Grade Acceleration From a Kid’s Perspective

Grade Acceleration

I am currently an 8th grader who accelerated a grade by skipping half of my 7th grade and 8th grade years. How? That’s a complicated question, so let me start from the beginning.

The Start

My 6th grade year started and I was told it was going to be so much more difficult then elementary school. The middle school I was going to was the best academically in our district so I felt very confident entering the year that I would be challenged. Only a couple weeks in and I found out I was very wrong. The classes to me were all easy. I never studied, I never had homework, and I had straight A’s. My parents and I discussed the situation and together we decided we had to take action.

Soon enough we sat in a meeting room with my guidance counselor, my teachers, and the gifted services director talking about me. I sat there as they fought and fought just me wanting to be accelerated in language arts. The battle continued until finally they agreed to a “trial run”.  Instead of taking AC Reading, a trimester course, I took a trimester of 7th grade language arts.

Walking into the classroom I was already more comfortable then in any of my other classes. I excelled in the class even though they weren’t even grading any of my work. Classmates complimented me and the teacher seemed to be impressed. Even with this little bit of the day I enjoyed, the environment at the school was not at all what I needed so we decided to move to another school over winter break.

The New School

Luckily for me, most of my friends from elementary went to this new school so it was a pretty good start already. My classes still weren’t enough for me but my 7th grade language arts class was amazing. Soon enough the trimester was near its end and so again we sat down and discussed what we were going to do next. My teachers at the new school were very supportive of me, including the COGed teacher. At the end of the meeting we had decided to move me into a 7th grade language arts class for the remainder of the year.

The Next Year

Going into my 7th grade year I had an extremely modified schedule. I was taking 8th grade math, language arts, and social studies as well as 7th grade social studies and science. In my language arts class there were 3 other people who had also accelerated themselves in language arts. I figured this year was going to be much harder since I was going to be taking so many 8th grade classes, but again, I was mistaken.

After about 2 months I was bored out of my mind in my 7th grade classes and I still had straight A’s. My 8th grade classes weren’t as difficult as I thought but they were more intriguing and exciting compared to my 7th grade ones. Again we went to the gifted services director, this time with a new goal.

The (kind of) Fight for Grade Acceleration

I began to talk to all of my teachers about it and they all thought that I would succeed in 8th grade. After a lot of thinking I decided to tell my parents that I wanted to accelerate into 8th grade. I told them how unhappy I was and how my 7th grade classes were boring and too easy. Quickly they saw that I needed more and together we had another meeting with the gifted services director and my guidance counselor.
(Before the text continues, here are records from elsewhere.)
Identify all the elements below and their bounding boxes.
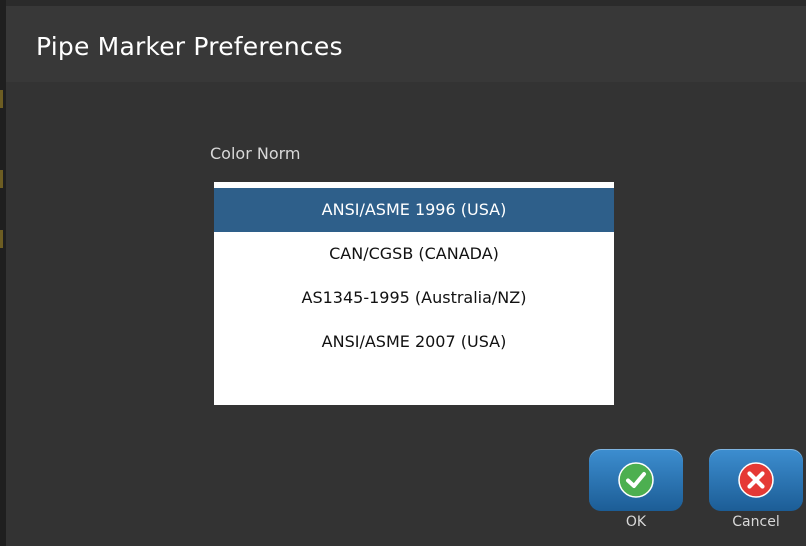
color-norm-list[interactable]: ANSI/ASME 1996 (USA) CAN/CGSB (CANADA) A…: [214, 182, 614, 405]
title-bar: Pipe Marker Preferences: [6, 6, 806, 82]
cancel-button[interactable]: [709, 449, 803, 511]
dialog-window: Pipe Marker Preferences Color Norm ANSI/…: [0, 0, 806, 546]
edge-marker: [0, 230, 3, 248]
list-item[interactable]: AS1345-1995 (Australia/NZ): [214, 276, 614, 320]
dialog-title: Pipe Marker Preferences: [36, 32, 343, 61]
list-item[interactable]: CAN/CGSB (CANADA): [214, 232, 614, 276]
list-item[interactable]: ANSI/ASME 1996 (USA): [214, 188, 614, 232]
ok-button-label[interactable]: OK: [589, 514, 683, 530]
edge-marker: [0, 170, 3, 188]
ok-button[interactable]: [589, 449, 683, 511]
checkmark-icon: [618, 462, 654, 498]
close-icon: [738, 462, 774, 498]
edge-marker: [0, 90, 3, 108]
color-norm-label: Color Norm: [210, 144, 301, 163]
cancel-button-label[interactable]: Cancel: [709, 514, 803, 530]
list-item[interactable]: ANSI/ASME 2007 (USA): [214, 320, 614, 364]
They had already talked to my teachers so I went in to the meeting ready for a fight and finding nothing. Surprised but definitely agreeing with it they told me that I would be transitioned into 8th grade after winter break.

The Aftermath

I am now taking an online algebra 1 course and I am fully accelerated into 8th grade. My schedule is very unique, but it works. Now I am happier, my classes are intriguing, my peers are more mature, and overall everything is better. I was able to finish my 7th grade basketball team as a 7th grader but I will have to try out for the 8th grade softball team. I’ll get into the sports aspect of everything in another post.

Being an 8th grader makes me feel more complete as a person. I fit in better with my peers, my classes are better, and overall it makes me happier. If you’re a kid going through a similar situation like this, talk to someone about it. As a parent just be aware of your kid’s academic, social, and especially emotional status.  Accelerating  isn’t just about having good grades. You have to be able to act like an older student and most importantly, you have to be happy. Trust me, my emotions and my social life were pretty big factors too.

Don’t be afraid to ask to do something, the worst someone can say to you is no!

One thought on “Grade Acceleration From a Kid’s Perspective

  1. Very well said, Autumn! Kids feeling the same will connect with your post. Hopefully any parent out there whose child his going through the same feelings will have a better understanding of how their child feels.